Nas doenças chamadas de lipidoses há deficiência ou falta de enzima específica
no metabolismo lipídico e portanto, não há degradação nos lisossomos ocorrendo
acúmulo de material lipídico. O glucosilceramide é um glicolipídeo presente em
todas as membranas celulares, sendo sua maior fonte a decomposição das membranas
dos elementos formadores do sangue. Esse material não ingerido acumula-se nos
lisossomos das células do sistema reticuloendotelial, produzindo as características
células de Gaucher, que são grandes por acúmulo de lipídeos. Encontram-se particularmente
abundantes no baço, no fígado e na medula óssea. A doença de Gaucher
é dividida em 3 tipos principais de acordo com achados clínicos e envolvimento
do sistema nervoso (Tab. 1) O tipo 1, ou adulto, é o mais comum, tem
curso crônico sem envolvimento do sistema nervoso central. O tipo 2, ou infantil,
é a forma neuropática aguda, geralmente letal até os 2 anos de idade. O tipo
3, ou juvenil, forma neuropática subaguda, também apresenta envolvimento do sistema
nervoso central.
Designação |
Característica | Tipo
1 Não- neuropático (adulto ou crônico) | Tipo
2 Neuropático agudo (infantil) |
Tipo 3 Neuropático subagudo (juvenil) |
Incidência | 1
em 40.000 / 60.000 (mais comum em judeus Ashkenazi) | <
1 em 100.000 | <1 em 50.000 |
Grupo
étnico e maior prevalência | Panétnico
(mais comum em judeus Ashkenazi) | Panétnico | Panétnico
(mais comum em suecos Norbottnianos) |
Idade de início e duração | Qualquer
idade (6 a 80 anos ou +) | Infância
(até 2 anos) | Infância (2
a 60 anos) | Doença
primária de SNS | - | +++ | +
até +++ (1ª a 5ª décadas) |
Hepatoesplenomegalia | +
até +++ | ++ | +
até +++ | Alt.
Hematológicas | + até +++ | +++ | +
até +++ | Alt.
Esqueléticas | - até +++ | - | -
até +++ | INCERTI,
1995 | -
ausente | + leve | ++
moderado | +++ intenso
A maioria dos
pacientes com doença de Gaucher são do tipo 1, forma sem comprometimento do sistema
nervoso. A doença pode se manifestar em qualquer idade e a gravidade dos sintomas
está relacionada com o grau de depósito e infiltração dos órgãos envolvidos.

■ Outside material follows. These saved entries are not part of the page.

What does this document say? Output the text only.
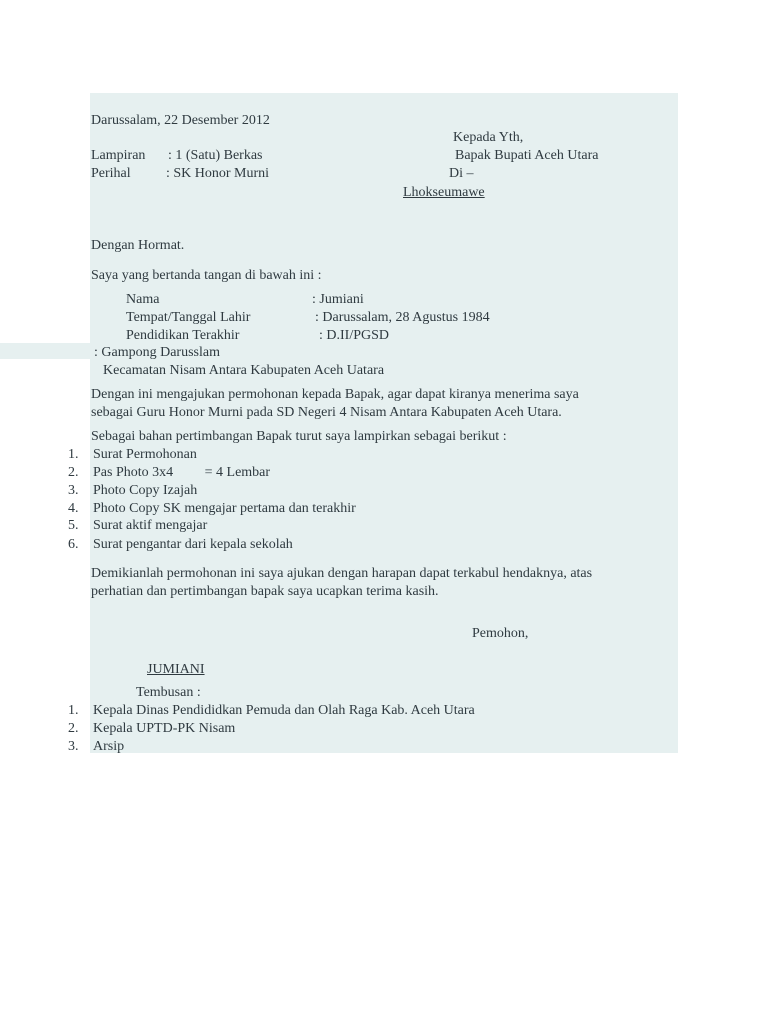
Darussalam, 22 Desember 2012
Kepada Yth,
Lampiran : 1 (Satu) Berkas	Bapak Bupati Aceh Utara
Perihal	: SK Honor Murni	Di –
Lhokseumawe
Dengan Hormat.
Saya yang bertanda tangan di bawah ini :
Nama	: Jumiani
Tempat/Tanggal Lahir	: Darussalam, 28 Agustus 1984
Pendidikan Terakhir	: D.II/PGSD
: Gampong Darusslam
Kecamatan Nisam Antara Kabupaten Aceh Uatara
Dengan ini mengajukan permohonan kepada Bapak, agar dapat kiranya menerima saya
sebagai Guru Honor Murni pada SD Negeri 4 Nisam Antara Kabupaten Aceh Utara.
Sebagai bahan pertimbangan Bapak turut saya lampirkan sebagai berikut :
1. Surat Permohonan
2. Pas Photo 3x4         = 4 Lembar
3. Photo Copy Izajah
4. Photo Copy SK mengajar pertama dan terakhir
5. Surat aktif mengajar
6. Surat pengantar dari kepala sekolah
Demikianlah permohonan ini saya ajukan dengan harapan dapat terkabul hendaknya, atas
perhatian dan pertimbangan bapak saya ucapkan terima kasih.
Pemohon,
JUMIANI
Tembusan :
1. Kepala Dinas Pendididkan Pemuda dan Olah Raga Kab. Aceh Utara
2. Kepala UPTD-PK Nisam
3. Arsip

As manifestações mais comuns ocorrem no sangue, fígado, baço e ossos.
Os achados hematológicos principais são anemia e níveis baixos de plaquetas
(também chamado de trombocitopenia). Em geral, há anemia porque o baço é muito
grande e os glóbulos vermelhos vivem menos porque há infiltração de células de
Gaucher na medula que produz os glóbulos vermelhos. Os níveis de hemoglobina raramente
diminuem para menos que 8g / dl e geralmente não são necessárias transfusões.
Os níveis baixos de plaquetas ocorrem tanto pela infiltração medular
como pelo baço aumentado que seqüestra estes elementos. As manifestações iniciais
que chamam a atenção são decorrentes de sangramentos como hematomas, durante a
menstruação e epistaxes (sangramento pelo nariz) sendo comuns na infância.
O baço pode estar aumentado desde os primeiros anos de vida. Em geral, o
aumento é lento e os pacientes não têm sintomas. Em alguns casos, o baço
pode ficar muito grande levando a aumento do volume, grande distensão abdominal
e dor. O fígado está aumentado de volume em mais da metade dos casos.
Alguns pacientes demonstram evidência de doença hepática crônica com complicações
como hipertensão portal, podendo ter varizes de esôfago. O comprometimento
ósseo é muito freqüente e pode ser a causa de sérias debilitações. As alterações
ósseas encontradas na doença de Gaucher são variáveis e podem ser resumidas em
cinco categorias: 1.
falha do remodelamento ósseo, evidenciado no RX pela deformidade "em frasco de
Erlenmeyer", particularmente no fêmur distal ou na tíbia proximal. 2.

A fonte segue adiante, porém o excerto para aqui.